"The Daily's Woes Proves Content, not Platform is King"

Charlie Warzel, reporting for AdWeek:

Specifically, The Daily has shown that in an increasingly platform agnostic world, fast, accurate, and easily accessible information takes precedence over flashy, stylistic layout. While few would criticize the rich and often striking design of The Daily's app, including its experimentations with responsive layouts for both portrait and landscape viewing, most of the crticisms of the digital newspaper centered around its rather generic content, geared to appeal to a seemingly undefined and generic audience.

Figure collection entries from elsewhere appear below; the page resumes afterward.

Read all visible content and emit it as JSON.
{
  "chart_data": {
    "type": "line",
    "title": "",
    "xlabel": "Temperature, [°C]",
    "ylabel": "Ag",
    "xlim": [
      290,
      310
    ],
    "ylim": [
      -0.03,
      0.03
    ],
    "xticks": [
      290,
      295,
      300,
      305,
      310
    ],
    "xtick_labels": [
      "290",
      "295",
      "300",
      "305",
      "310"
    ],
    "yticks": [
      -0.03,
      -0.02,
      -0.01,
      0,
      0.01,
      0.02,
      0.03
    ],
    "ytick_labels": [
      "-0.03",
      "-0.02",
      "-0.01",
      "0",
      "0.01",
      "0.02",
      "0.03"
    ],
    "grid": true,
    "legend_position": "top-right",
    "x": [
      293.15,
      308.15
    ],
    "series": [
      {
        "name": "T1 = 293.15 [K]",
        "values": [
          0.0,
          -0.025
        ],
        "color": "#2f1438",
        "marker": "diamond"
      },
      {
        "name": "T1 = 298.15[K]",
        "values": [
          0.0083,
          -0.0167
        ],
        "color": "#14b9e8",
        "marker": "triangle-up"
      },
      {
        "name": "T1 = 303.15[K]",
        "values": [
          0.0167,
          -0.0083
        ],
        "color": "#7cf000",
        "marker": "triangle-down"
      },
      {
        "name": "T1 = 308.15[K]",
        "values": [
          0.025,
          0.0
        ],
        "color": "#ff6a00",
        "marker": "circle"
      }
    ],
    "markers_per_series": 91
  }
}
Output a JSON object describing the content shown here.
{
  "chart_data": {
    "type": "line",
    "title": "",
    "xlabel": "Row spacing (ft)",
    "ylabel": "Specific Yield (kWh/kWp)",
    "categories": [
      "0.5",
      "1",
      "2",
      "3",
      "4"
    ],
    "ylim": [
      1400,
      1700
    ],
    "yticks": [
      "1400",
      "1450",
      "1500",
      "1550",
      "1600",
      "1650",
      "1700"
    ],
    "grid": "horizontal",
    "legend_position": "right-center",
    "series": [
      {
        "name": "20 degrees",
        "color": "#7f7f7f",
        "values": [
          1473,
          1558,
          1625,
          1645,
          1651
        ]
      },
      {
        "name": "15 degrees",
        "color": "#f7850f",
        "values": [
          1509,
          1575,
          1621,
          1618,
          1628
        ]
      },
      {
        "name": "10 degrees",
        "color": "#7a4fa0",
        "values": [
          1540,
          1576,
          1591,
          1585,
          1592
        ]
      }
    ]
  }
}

... However, The Daily's ambitious experiment seems to be less about the efficacy of the paywall model and more about the importance of quality in the digital world. No one trendy digital innovation such as a tablet can save lackluster content. Perhaps that's been obvious all along, but at least now there is some proof to back it up.

Precisely.

Warzel's perspective is perhaps the most rational I've come across today. Contrary to Reuter's Felix Salmon, I do not think tablet reading and journalism is "dead." Rather, I think we're very much in the early stages of some intense experimentation.

And, with regard to The Daily, the experiment was carried out in a typically Murdoch-ian manner. Rather than focusing upon content, The Daily preyed upon the trendy iPad as the medium and stereotypically mid-00s gossipy Huffington-esque nonsense as the content.

As evidenced by the rise of The Magazine and Matter, we're on the cusp of a resurgence in long-form content. Having moved past the fleeting nature of earlier Internet content, we've arrived upon the precipice of truly thoughtful and considerate writing.

Building a publication amidst this environment which relies upon buzz-worthy headlines and controversial captions — all the while requiring lengthy download times — is simply an antiquated and ill-advised way to distribute the written word.

The Daily mustn't be misconstrued as evidence of a failing idea, but as a lesson in an idea executed in a woefully poor fashion.

It's not an indictment of the iPad or publishing, it's simply an indictment of poor decisions in a treacherous and unexplored environment.

James Murdoch Resigns

Following revelations of his complicity in last year's phone hacking scandal, James Murdoch has resigned as executive chairman of News International. Julia Werdigier and Alan Cowell report for The New York Times

A statement from News Corporation depicted the step as part of James Murdoch’s move to the company’s headquarters in New York, announced a year ago. But many media analysts said the move seemed to reflect the more recent travails of News International, whose newspapers include The Sun, The Times of London and The Sunday Times of London.

Although Mr. Murdoch's days with News International may be over, the precedent set during his tenure will likely reshape the nature of journalism. Facilitating and encouraging casual privacy invasions has brought forth a great deal of attention for News International's publications. In an industry governed by readership, scandal pays dearly. Murdoch recognized that fact and promoted its placement at the forefront of reporting.

Despicable or not, I doubt that News International's rivals will forget the level of attention gained.